Gericht: Oberlandesgericht Celle
Beschluss verkündet am 23.10.2006
Aktenzeichen: 17 W 101/06
Rechtsgebiete: FGG


Vorschriften:

FGG § 68b Abs. 3 S. 2
Eine Untersuchungs- und Vorführungsanordnung ist bei verfassungsgemäßer Auslegung des § 68 b Abs. 3 S. 2 FGG zumindest dann anfechtbar, wenn gleichzeitig die Befugnis zur Anwendung von Gewalt gegen den Betroffenen und/oder die Erlaubnis zum gewaltsamen Zutritt zu dessen Wohnung erteilt wird.
17 W 101/06

Beschluss

in der Betreuungssache betreffend

wegen Anordnung einer Betreuung

hier: weitere Beschwerde gegen Untersuchungs- und Vorführungsanordnung

hat der 17. Zivilsenat des Oberlandesgerichts Celle durch den Vorsitzenden Richter am Oberlandesgericht ..., die Richterin am Oberlandesgericht ... und den Richter am Amtsgericht ... auf die weitere Beschwerde des Betroffenen vom 1. September 2006 (Bl. 65 d. A.) gegen den Beschluss der 8. Zivilkammer des Landgerichts Lüneburg vom 21. August 2006 (Bl. 55 d. A.) am 23. Oktober 2006 beschlossen:

Tenor:

Die weitere Beschwerde des Betroffenen wird dem Bundesgerichtshof zur Entscheidung vorgelegt (§ 28 Abs. 2 FGG).

Gründe:

I.

Der 84jährige Betroffene lebt zusammen mit den Familien seines Sohnes sowie seines Enkelsohnes auf dem Hofgrundstück ... in ... . Dem Betroffenen steht ein lebenslängliches und unentgeltliches Wohnrecht auf dem Hof in Form eines Altenteils zu. Innerhalb der Familie gibt es Differenzen. Dabei wird dem Betroffenen seitens seines Sohnes K. sowie dessen Sohn J. u.a. vorgeworfen, dass er deren Familienmitglieder bedrohe und mit seinem Pkw viel zu dicht an auf dem Hof befindlichen Personen vorbeifahre. So sei er am 9. Juli 2006 so dicht an seinen erst zweijährigen Urenkel T. herangefahren, dass jener nur durch ein Eingreifen seines Vaters, des Enkels J. des Betroffenen habe in Sicherheit gebracht werden können. Der Betroffene stellt diesen Vorfall sowie die anderen Vorwürfe in Abrede. Mit diesen würden Teile seiner Familie versuchen, ihn aus dem Haus und vom Hof zu "vergraulen".

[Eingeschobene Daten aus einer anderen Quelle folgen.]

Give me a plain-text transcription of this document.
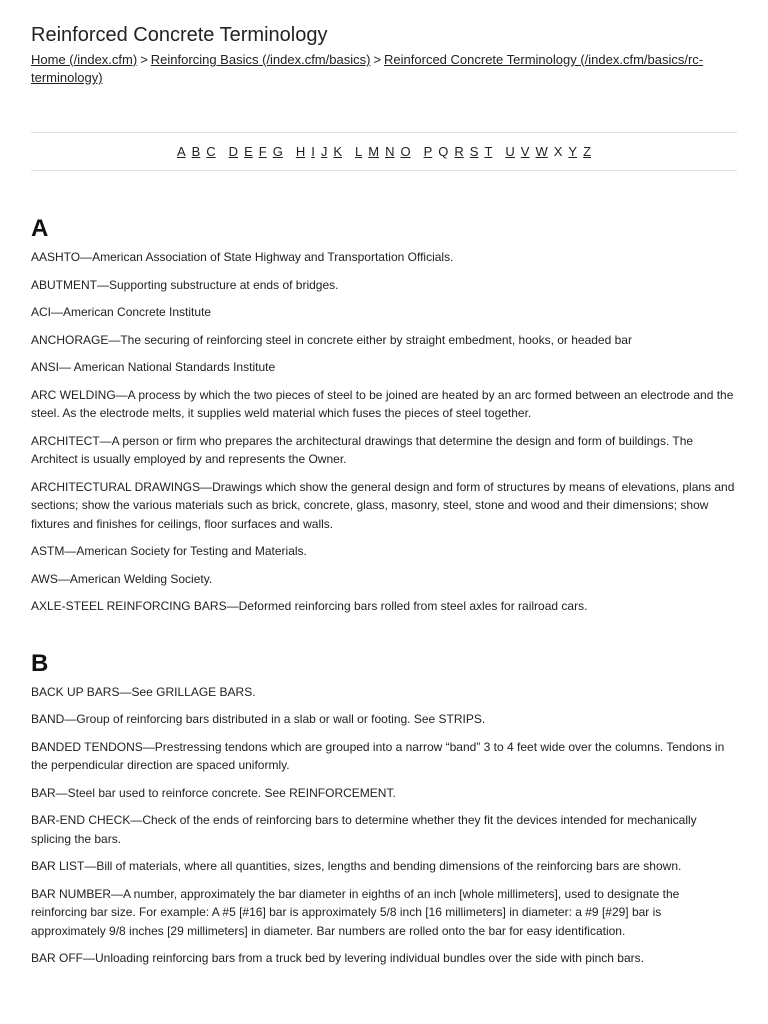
Reinforced Concrete Terminology
Home (/index.cfm) > Reinforcing Basics (/index.cfm/basics) > Reinforced Concrete Terminology (/index.cfm/basics/rc-terminology)
A B C D E F G H I J K L M N O P Q R S T U V W X Y Z
A

AASHTO—American Association of State Highway and Transportation Officials.

ABUTMENT—Supporting substructure at ends of bridges.

ACI—American Concrete Institute

ANCHORAGE—The securing of reinforcing steel in concrete either by straight embedment, hooks, or headed bar

ANSI— American National Standards Institute

ARC WELDING—A process by which the two pieces of steel to be joined are heated by an arc formed between an electrode and the steel. As the electrode melts, it supplies weld material which fuses the pieces of steel together.

ARCHITECT—A person or firm who prepares the architectural drawings that determine the design and form of buildings. The Architect is usually employed by and represents the Owner.

ARCHITECTURAL DRAWINGS—Drawings which show the general design and form of structures by means of elevations, plans and sections; show the various materials such as brick, concrete, glass, masonry, steel, stone and wood and their dimensions; show fixtures and finishes for ceilings, floor surfaces and walls.

ASTM—American Society for Testing and Materials.

AWS—American Welding Society.

AXLE-STEEL REINFORCING BARS—Deformed reinforcing bars rolled from steel axles for railroad cars.

B

BACK UP BARS—See GRILLAGE BARS.

BAND—Group of reinforcing bars distributed in a slab or wall or footing. See STRIPS.

BANDED TENDONS—Prestressing tendons which are grouped into a narrow “band” 3 to 4 feet wide over the columns. Tendons in the perpendicular direction are spaced uniformly.

BAR—Steel bar used to reinforce concrete. See REINFORCEMENT.

BAR-END CHECK—Check of the ends of reinforcing bars to determine whether they fit the devices intended for mechanically splicing the bars.

BAR LIST—Bill of materials, where all quantities, sizes, lengths and bending dimensions of the reinforcing bars are shown.

BAR NUMBER—A number, approximately the bar diameter in eighths of an inch [whole millimeters], used to designate the reinforcing bar size. For example: A #5 [#16] bar is approximately 5/8 inch [16 millimeters] in diameter: a #9 [#29] bar is approximately 9/8 inches [29 millimeters] in diameter. Bar numbers are rolled onto the bar for easy identification.

BAR OFF—Unloading reinforcing bars from a truck bed by levering individual bundles over the side with pinch bars.
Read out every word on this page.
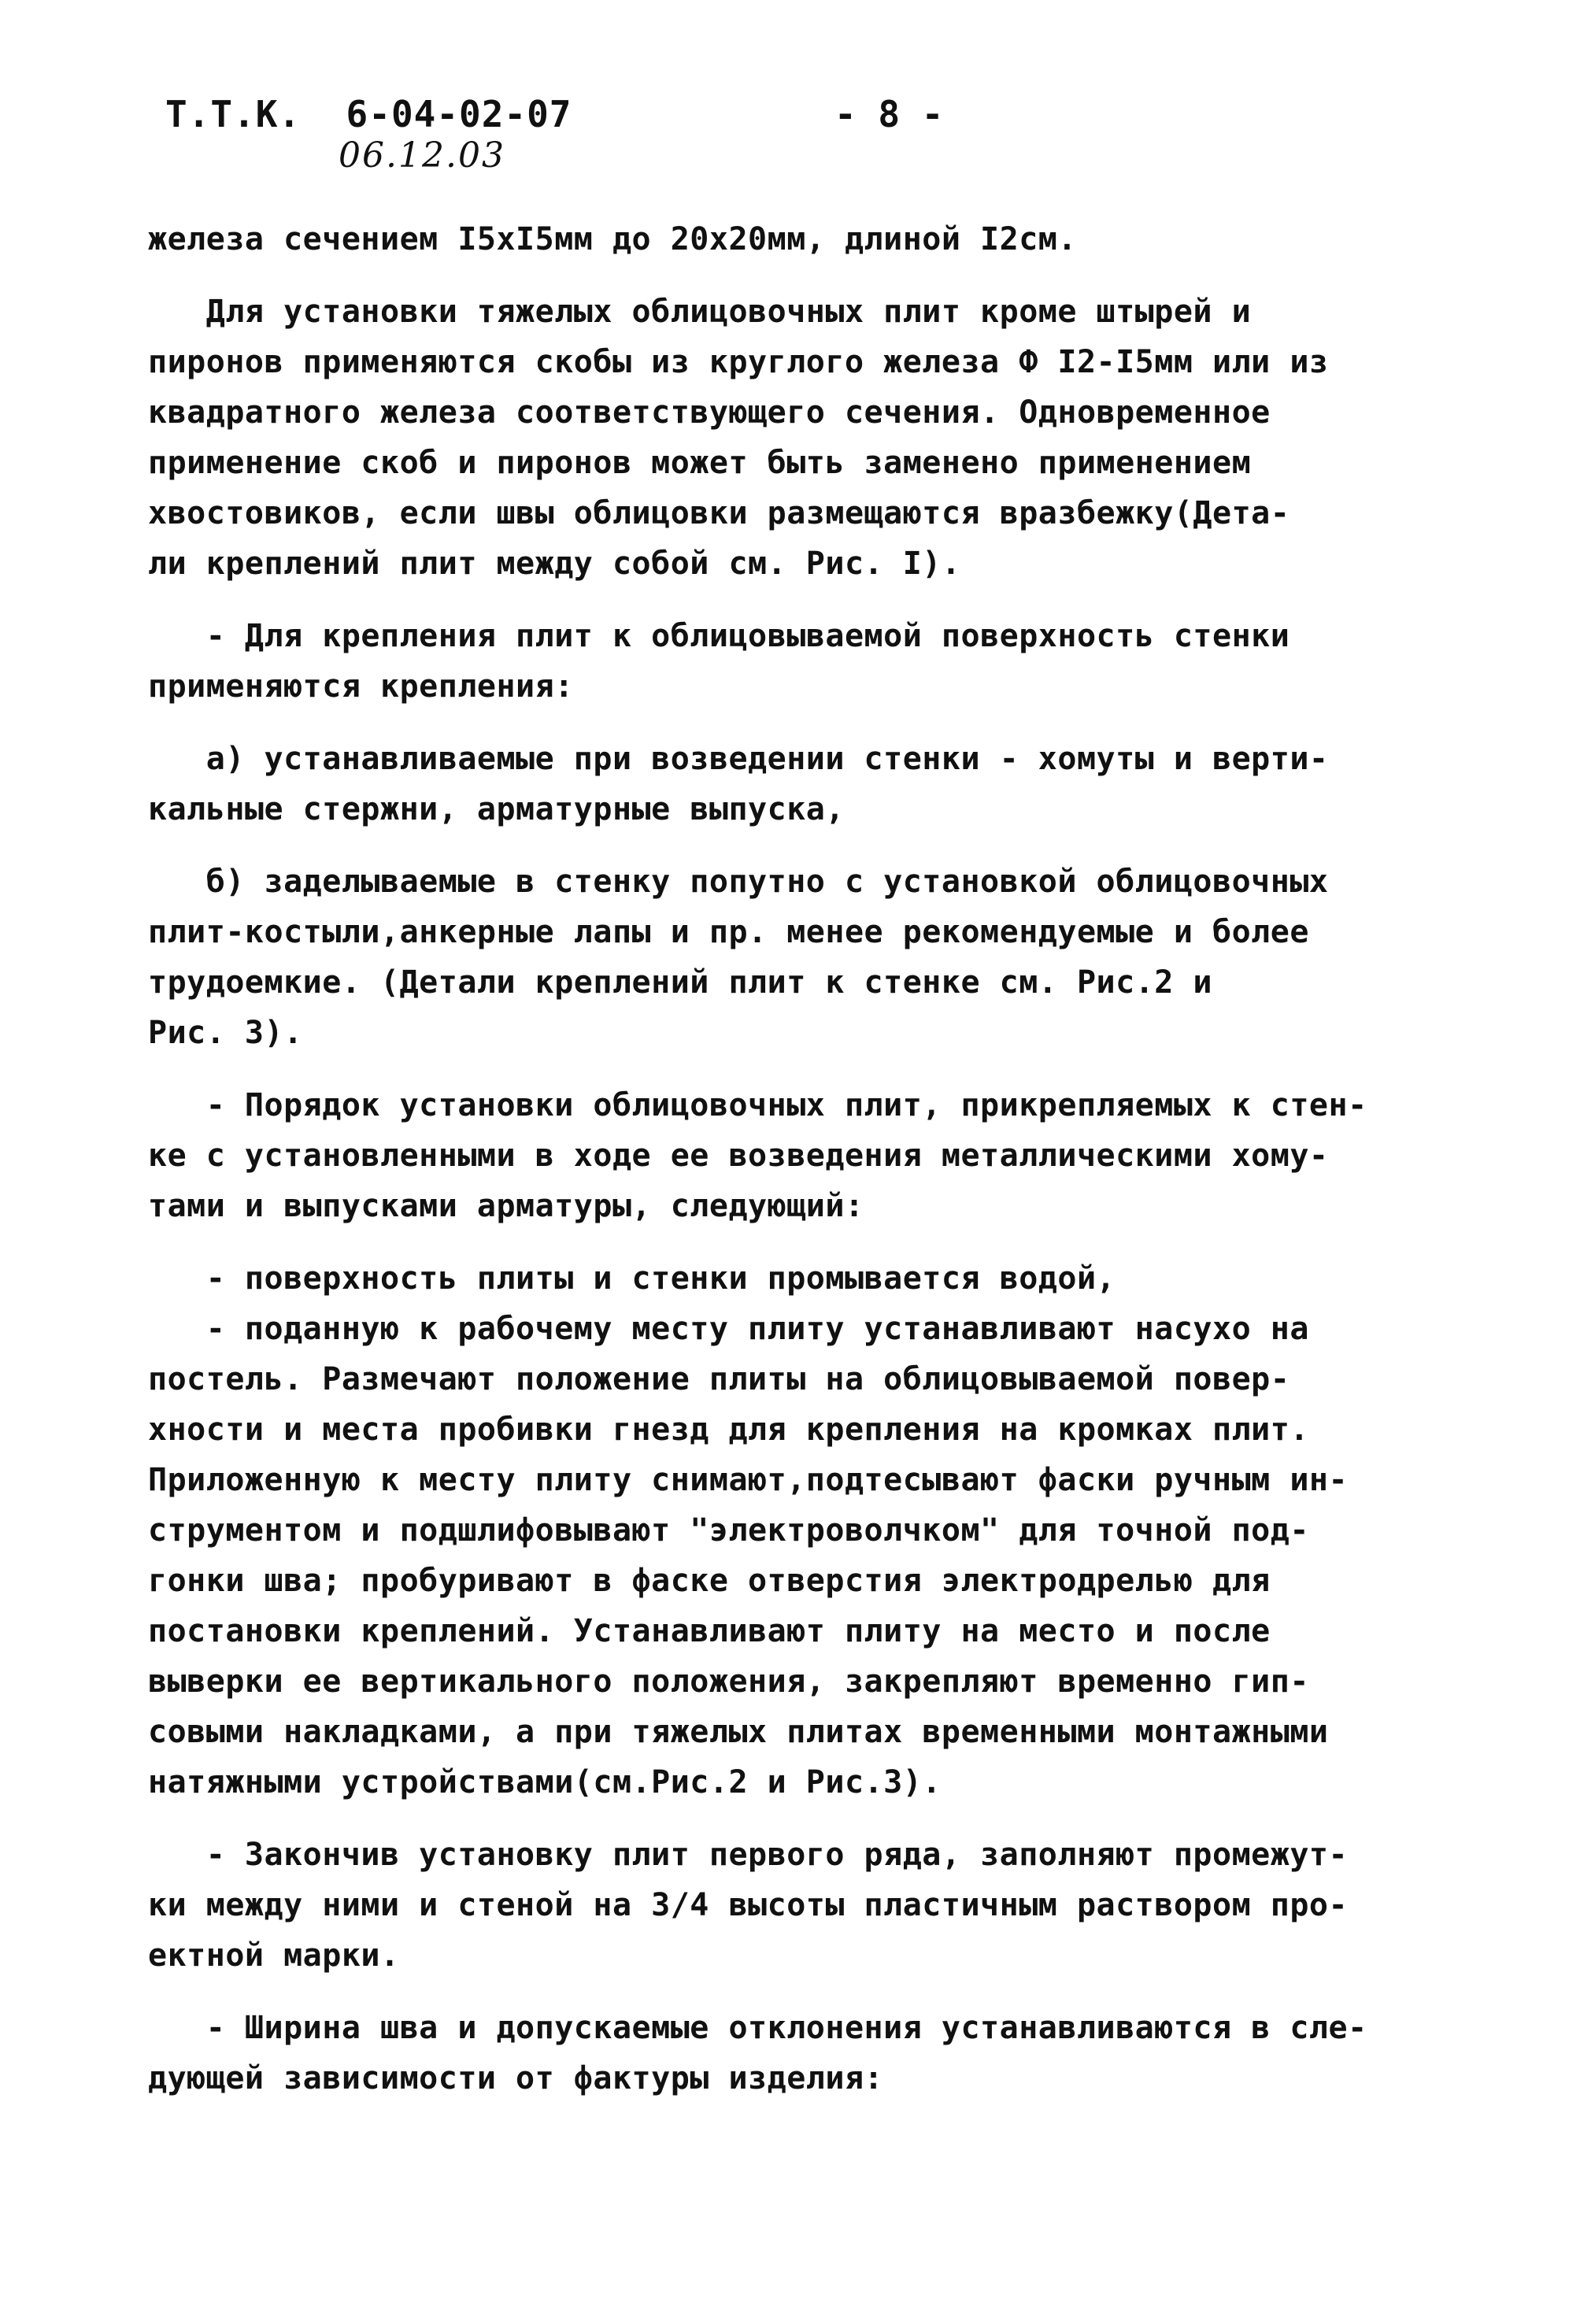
Т.Т.К.  6-04-02-07	- 8 -
06.12.03
железа сечением I5xI5мм до 20x20мм, длиной I2см.
Для установки тяжелых облицовочных плит кроме штырей и
пиронов применяются скобы из круглого железа Ф I2-I5мм или из
квадратного железа соответствующего сечения. Одновременное
применение скоб и пиронов может быть заменено применением
хвостовиков, если швы облицовки размещаются вразбежку(Дета-
ли креплений плит между собой см. Рис. I).
- Для крепления плит к облицовываемой поверхность стенки
применяются крепления:
а) устанавливаемые при возведении стенки - хомуты и верти-
кальные стержни, арматурные выпуска,
б) заделываемые в стенку попутно с установкой облицовочных
плит-костыли,анкерные лапы и пр. менее рекомендуемые и более
трудоемкие. (Детали креплений плит к стенке см. Рис.2 и
Рис. 3).
- Порядок установки облицовочных плит, прикрепляемых к стен-
ке с установленными в ходе ее возведения металлическими хому-
тами и выпусками арматуры, следующий:
- поверхность плиты и стенки промывается водой,
- поданную к рабочему месту плиту устанавливают насухо на
постель. Размечают положение плиты на облицовываемой повер-
хности и места пробивки гнезд для крепления на кромках плит.
Приложенную к месту плиту снимают,подтесывают фаски ручным ин-
струментом и подшлифовывают "электроволчком" для точной под-
гонки шва; пробуривают в фаске отверстия электродрелью для
постановки креплений. Устанавливают плиту на место и после
выверки ее вертикального положения, закрепляют временно гип-
совыми накладками, а при тяжелых плитах временными монтажными
натяжными устройствами(см.Рис.2 и Рис.3).
- Закончив установку плит первого ряда, заполняют промежут-
ки между ними и стеной на 3/4 высоты пластичным раствором про-
ектной марки.
- Ширина шва и допускаемые отклонения устанавливаются в сле-
дующей зависимости от фактуры изделия:
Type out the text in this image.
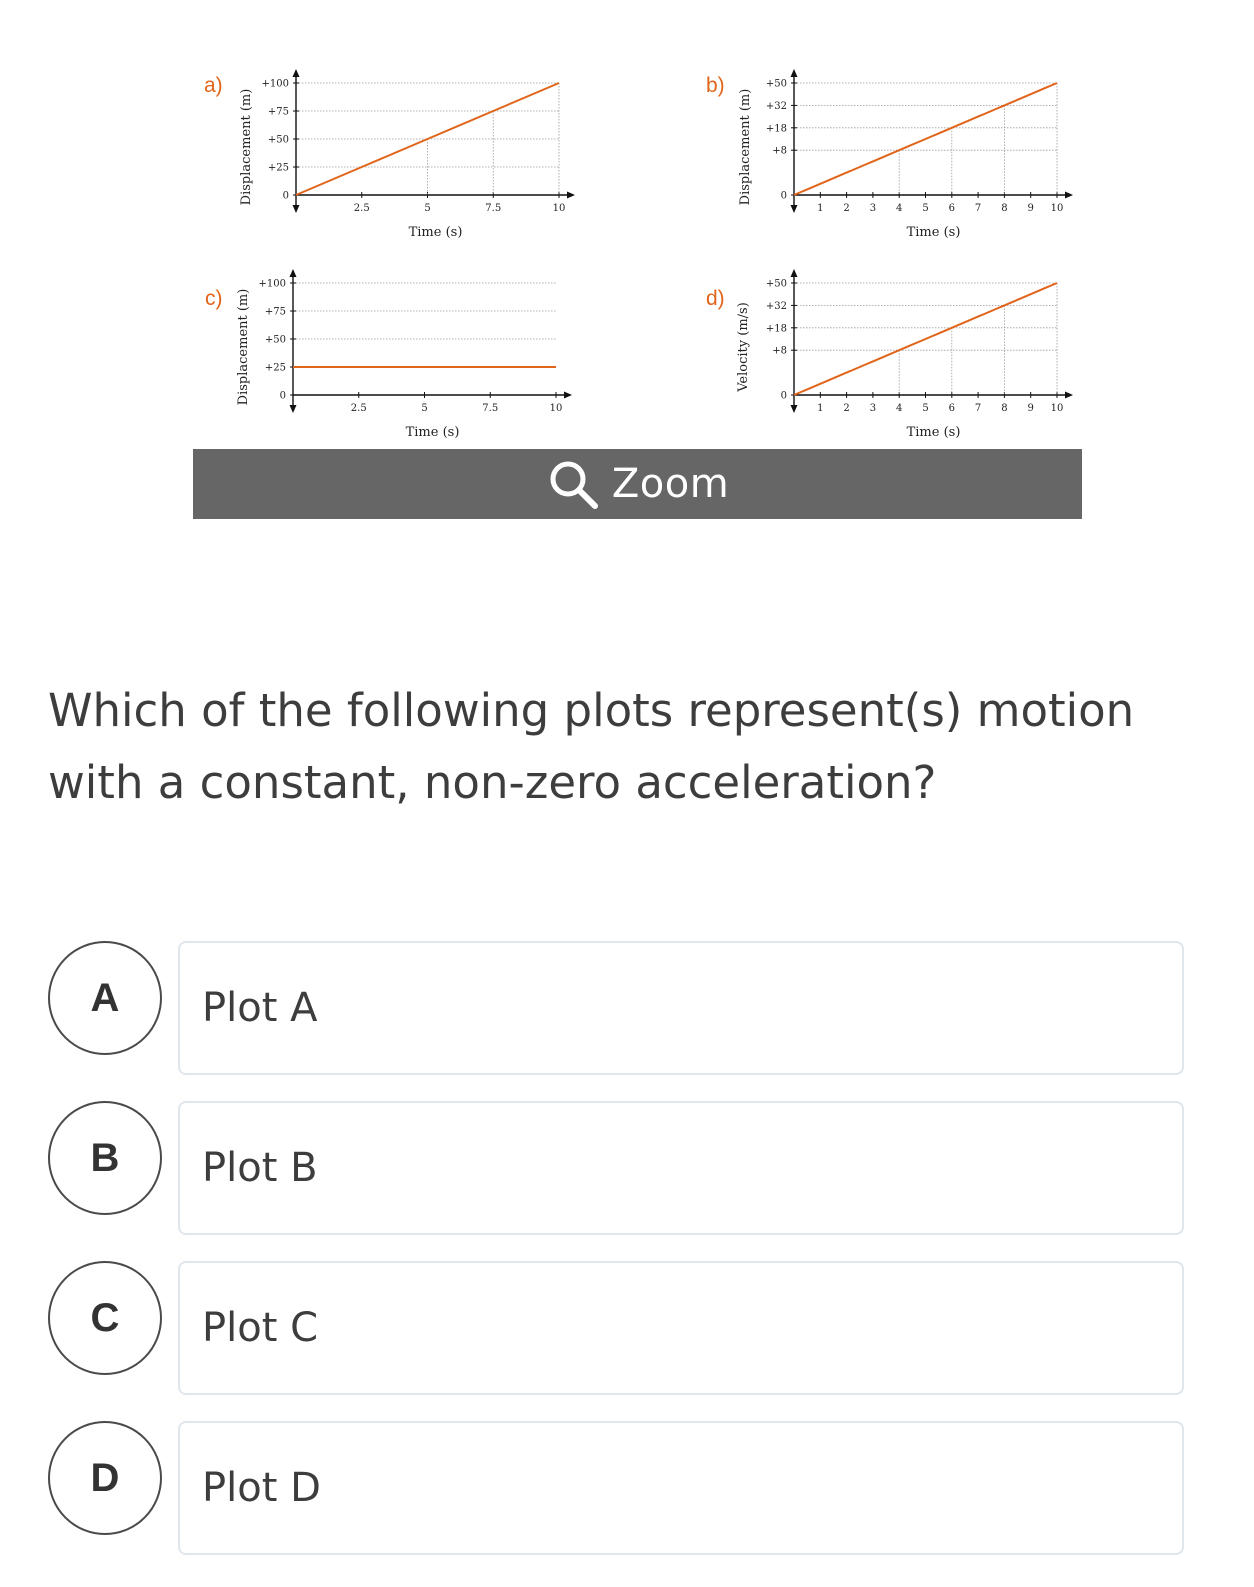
a)
Displacement (m)
Time (s)
+100
+75
+50
+25
0
2.5	5	7.5	10
b)
Displacement (m)
Time (s)
+50
+32
+18
+8
0
1 2 3 4 5 6 7 8 9 10
c) Displacement (m)
Time (s)
+100
+75
+50
+25
0
2.5	5	7.5	10
d)
Velocity (m/s)
Time (s)
+50
+32
+18
+8
0
1 2 3 4 5 6 7 8 9 10
Zoom

Which of the following plots represent(s) motion with a constant, non-zero acceleration?

A	Plot A
B	Plot B
C	Plot C
D	Plot D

Auf ein Schreiben des Sohnes K. des Betroffenen vom 10. Juli 2006 (Bl.2 d.A.) hat die Betreuungsbehörde am 12. Juli 2006 (Bl.1 d.A.) gegenüber dem Amtsgericht Lüchow-Dannenberg angeregt, die Erforderlichkeit der Einrichtung einer Betreuung für den Betroffenen zu überprüfen. Das Amtsgericht Lüchow-Dannenberg hat daraufhin einen Arzt mit der Erstellung eines Betreuungsgutachtens beauftragt (Bl.3 rück d.A.).

Die vom Betroffenen eingeschalteten Verfahrensbevollmächtigten haben sowohl der Notwendigkeit einer Betreuungsanordnung als auch der Beauftragung eines Sachverständigen widersprochen. Sie haben angekündigt, dass der Betroffene der Terminsladung des Sachverständigen nicht Folge leisten werde (Bl.8 d.A.). Unter Vorlage eines aktuellen Attestes des Hausarztes des Betroffenen (Bl.11 d.A.) haben sie weiterhin darauf hingewiesen, dass der Betroffene körperlich und geistig leistungsfähig sei. Im übrigen haben sie eine persönliche Anhörung des Betroffenen durch das Gericht - wenn gleich im Beisein seines Sohnes K. ausdrücklich angeboten (Bl.10 d.A.).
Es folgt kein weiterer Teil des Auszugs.